We are told lies all the time he say. Politicians are not in charge it's money that's in charge. He spoke about Chuck Feeney the financier.  Feeney told him once that every single person that is born on this earth could be given $1 million when they start.  This is perfectly possible with all the trillions that are in various foundations. But within 10 years all that money would be back in the hands of the five percent who know how to deal with money.

Hederman had his first computer in his 40s. He’s aware that now children of three are perfectly conversant with how to work your iPad. Parents have no capacity to prevent them from seeing things they shouldn't. There is instantaneous awareness of everything that's going on. Democracy, while it may be better than any alternatives, is still a crude instrument. 
A listener texted (among the many who were enthralled) to ask why, if he hates the church, doesn't he leave.
Dancing with Dinosaurs

He doesn't hate the church. He wrote a book called ‘Dancing with Dinosaurs’.  Every institution has to become a huge corporate/amalgam or it disappears he says. Seventy percent of every small business dies in the first five years. Of that 70 percent 40 percent go within 10 years. So the fact that Christianity has endured for 2000 years is a miracle - it should be gone long ago. But the mahout of the dinosaur is the Holy Spirit….

But it is also an institution that is made of human hands and has been guilty of the most heinous crimes during the 2000 years of its existence. That is the principle of the incarnation he says. The Trinity want to work with us as partners. It's an amalgam - and unfortunately we have been as much use to them as a hole in the head and the result is that most of what happens is our fault.
He believes the church is as good as you get. He was born a Catholic. He’s studied a lot of other religions and he believes this is the best one if you go deeply enough to find where the nuggets are. There is, he says, a heap about it that he disapproves of and finds completely unacceptable - but basically speaking he doesn't have the energy or the time or the desire to use any other technology for what he regards as the most important thing - his personal connection with God.  This is as good away as he has found - especially the Eucharist.  The liturgy of the church, for him, is the best possible way of making that connection and so that's why he doesn’t want to become or study another religion.
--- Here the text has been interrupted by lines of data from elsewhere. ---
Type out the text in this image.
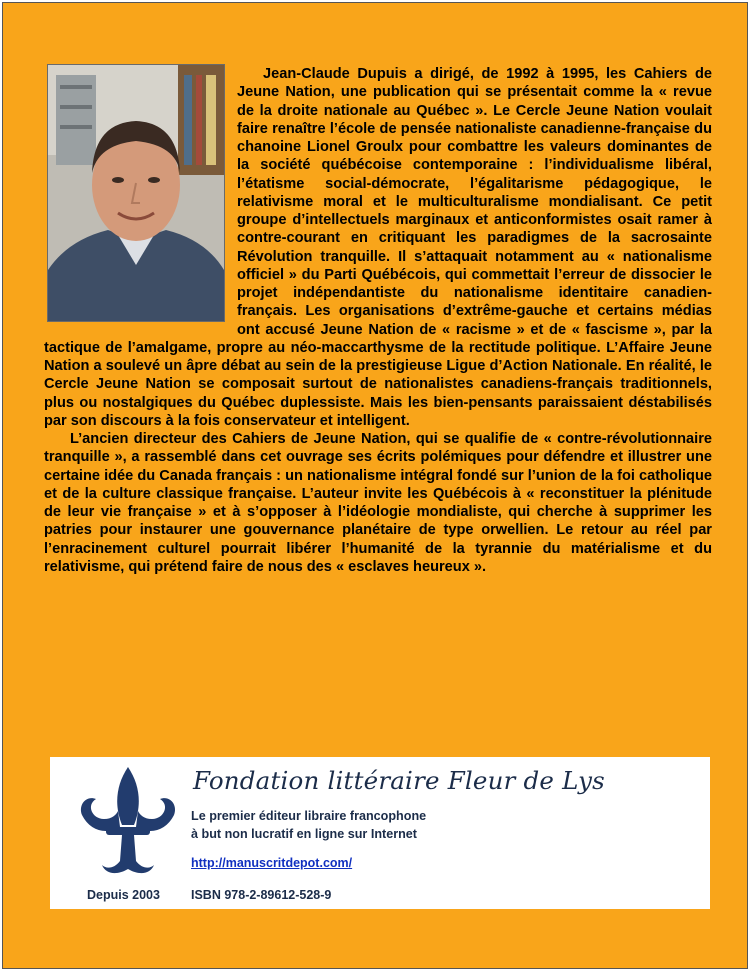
Jean-Claude Dupuis a dirigé, de 1992 à 1995, les Cahiers de Jeune Nation, une publication qui se présentait comme la « revue de la droite nationale au Québec ». Le Cercle Jeune Nation voulait faire renaître l’école de pensée nationaliste canadienne-française du chanoine Lionel Groulx pour combattre les valeurs dominantes de la société québécoise contemporaine : l’individualisme libéral, l’étatisme social-démocrate, l’égalitarisme pédagogique, le relativisme moral et le multiculturalisme mondialisant. Ce petit groupe d’intellectuels marginaux et anticonformistes osait ramer à contre-courant en critiquant les paradigmes de la sacrosainte Révolution tranquille. Il s’attaquait notamment au « nationalisme officiel » du Parti Québécois, qui commettait l’erreur de dissocier le projet indépendantiste du nationalisme identitaire canadien-français. Les organisations d’extrême-gauche et certains médias ont accusé Jeune Nation de « racisme » et de « fascisme », par la tactique de l’amalgame, propre au néo-maccarthysme de la rectitude politique. L’Affaire Jeune Nation a soulevé un âpre débat au sein de la prestigieuse Ligue d’Action Nationale. En réalité, le Cercle Jeune Nation se composait surtout de nationalistes canadiens-français traditionnels, plus ou nostalgiques du Québec duplessiste. Mais les bien-pensants paraissaient déstabilisés par son discours à la fois conservateur et intelligent.

L’ancien directeur des Cahiers de Jeune Nation, qui se qualifie de « contre-révolutionnaire tranquille », a rassemblé dans cet ouvrage ses écrits polémiques pour défendre et illustrer une certaine idée du Canada français : un nationalisme intégral fondé sur l’union de la foi catholique et de la culture classique française. L’auteur invite les Québécois à « reconstituer la plénitude de leur vie française » et à s’opposer à l’idéologie mondialiste, qui cherche à supprimer les patries pour instaurer une gouvernance planétaire de type orwellien. Le retour au réel par l’enracinement culturel pourrait libérer l’humanité de la tyrannie du matérialisme et du relativisme, qui prétend faire de nous des « esclaves heureux ».

Depuis 2003
Fondation littéraire Fleur de Lys
Le premier éditeur libraire francophone
à but non lucratif en ligne sur Internet
http://manuscritdepot.com/
ISBN 978-2-89612-528-9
But he says the same thing can be said about democracy.  Just now it seems to be the best possible way because it is human and it's appealing.  It is also appalling when you go down through history to see what happens you wonder how on earth it ever did survive.

Marion returns to Hederman’s choice of jewels of beauty. He explains that the pearl get its beauty by keeping out every other elements – by remaining spotless like your first Holy Communion dress.  This is one kind of beauty.  Most people find it impossible to become pearls. But there is another kind of jewel that gets its beauty from its imperfection and from the invasion from outside of other elements like water and air and sand.
The Catholic Church, he says, has imagined that perfection has to do with chastity. Ireland was an island of purity surrounded by a sea of vice. It was important to keep out dirty books coming from England and especially from the USA – to stay the evangelisation that would've come through cinema - so there was an attempt to censor and to keep Ireland a Pearl. We also censored our own writers and yet they are of a reflection of the truth.
There is the truth we call Catholic truth, he says, and the truth of human beings. Those were meant to be brought together - the orthodoxy of the church mirrored by the orthodoxy of humanity. We are living very human lives and if God doesn't want that humanity then he doesn't want us at all. So if were talking about partnership - incarnation - we've got to listen to all these wonderful people who were banned. We have to have that conversation now with their intestines.
Asked if he would ever retire the interview concluded by Hederman saying he can imagine 10 more years ex Abbot as a wild old wicked man.
These monks must never retire! 
Eavesdropping on this intestinal conversation cost me my sleep – but gave enough pointers about the creative process for maybe the whole of 2018.